One major design decision made was to no longer use the google board. This change was made as we decided that a heuristic for the eye tracker is simpler to implement and would most likely produce similar results. Therefore, the whole project can now run off of a single laptop. The only cost to this change is that we can no longer harness the TPU on the google board and that the system is now slightly larger. Using a computer requires a larger surface area for the device to sit on top of. Our design use case was originally intended for practice settings, which is still viable despite the size of the laptop. The design is not as heavily focused on performance settings.

November 10, 2023November 12, 2023

Sanjana’s Status Report for 11/11

This week, I added functionality to the frontend. As of now, the PDF file upload is working and the MIDI file upload is a work in progress. I also spent considerable time thinking and researching integration with the other subsystems. For the audio alignment, the actual stream could be sent to the backend. Then the backend will process the audio into data using algorithms that are already being developed in Python. An alternative is to do all the processing on the laptop that the Eye Tracking Camera is connected to, then use HTTP or web socket protocol to send only data to the backend. I’m still weighing the pros and cons of these design decisions and will continue to discuss these with more advanced full stack engineers before implementation.

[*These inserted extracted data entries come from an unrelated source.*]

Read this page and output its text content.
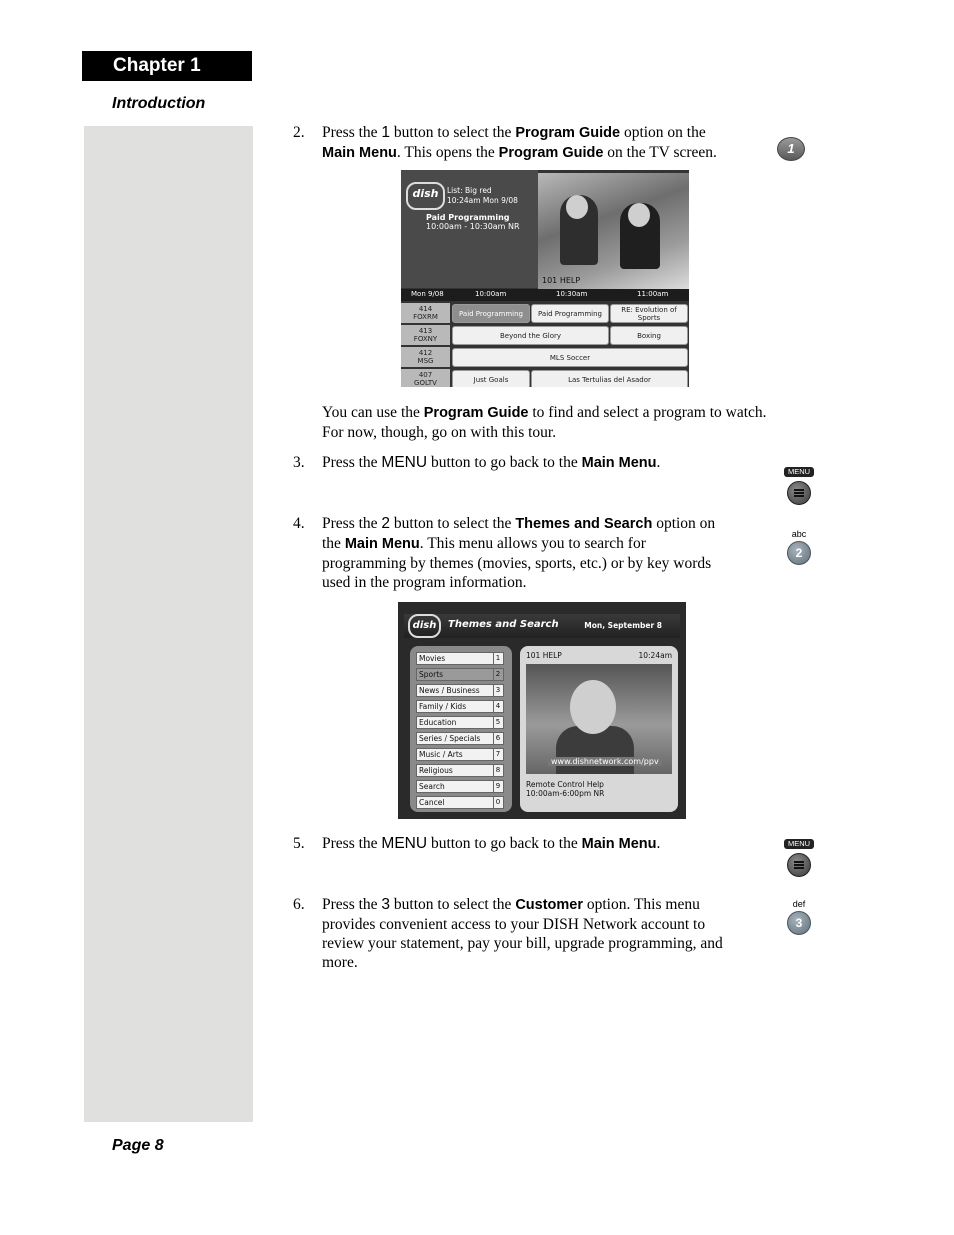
Chapter 1
Introduction
Page 8
2. Press the 1 button to select the Program Guide option on the
Main Menu. This opens the Program Guide on the TV screen.	1
dish	List: Big red
10:24am Mon 9/08
Paid Programming
10:00am - 10:30am NR
101 HELP
Mon 9/08	10:00am	10:30am	11:00am
414
FOXRM	Paid Programming	Paid Programming	RE: Evolution of Sports
413
FOXNY	Beyond the Glory	Boxing
412
MSG	MLS Soccer
407
GOLTV	Just Goals	Las Tertulias del Asador
You can use the Program Guide to find and select a program to watch.
For now, though, go on with this tour.
3. Press the MENU button to go back to the Main Menu.
MENU
4. Press the 2 button to select the Themes and Search option on
the Main Menu. This menu allows you to search for
programming by themes (movies, sports, etc.) or by key words
used in the program information.
abc
2
dish	Themes and Search	Mon, September 8
Movies	1
Sports	2
News / Business	3
Family / Kids	4
Education	5
Series / Specials	6
Music / Arts	7
Religious	8
Search	9
Cancel	0
101 HELP	10:24am
www.dishnetwork.com/ppv
Remote Control Help
10:00am-6:00pm NR
5. Press the MENU button to go back to the Main Menu.	MENU
6. Press the 3 button to select the Customer option. This menu
provides convenient access to your DISH Network account to
review your statement, pay your bill, upgrade programming, and
more.
def
3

Additionally, I continued to implement the frontend. I added functionality to help make the forms store data in a better way by refining the models and worked on some smaller details in the web experience. One piece of feedback we received from the interim demos was regarding the MVP of the frontend. The frontend system will be hosted locally on the laptop to which the Tobii Eye Tracker Camera is connected. As of now, my plan is to integrate the audio scripts into the backend of the django app or establish some connection between those python files and the backend. The upload page and parsing the MIDI file are two aspects I’ve been working on over the past couple of days, however these features don’t work bug-free yet.

My progress is on schedule, but I am working hard to think more about integration and am beginning to focus my efforts there. Understand the eye tracking and audio outputs and formats will help me get to a solution regarding integration. For next week, I want to be able to add some sort of integration or at least simulate it with a fake stream of live data. I would also like to establish a communication channel with one of the subsystems.

Regarding our verification and validation, we are planning to run latency tests and accuracy tests for page flipping as outlined in our design report. An important aspect of the frontend and integration is that the data streams are processed and sent to the frontend and displayed within a beat. We’ll analyze these results by timing the inputs and outputs and precisely measuring latency. This will ensure that the project meets engineering design requirements.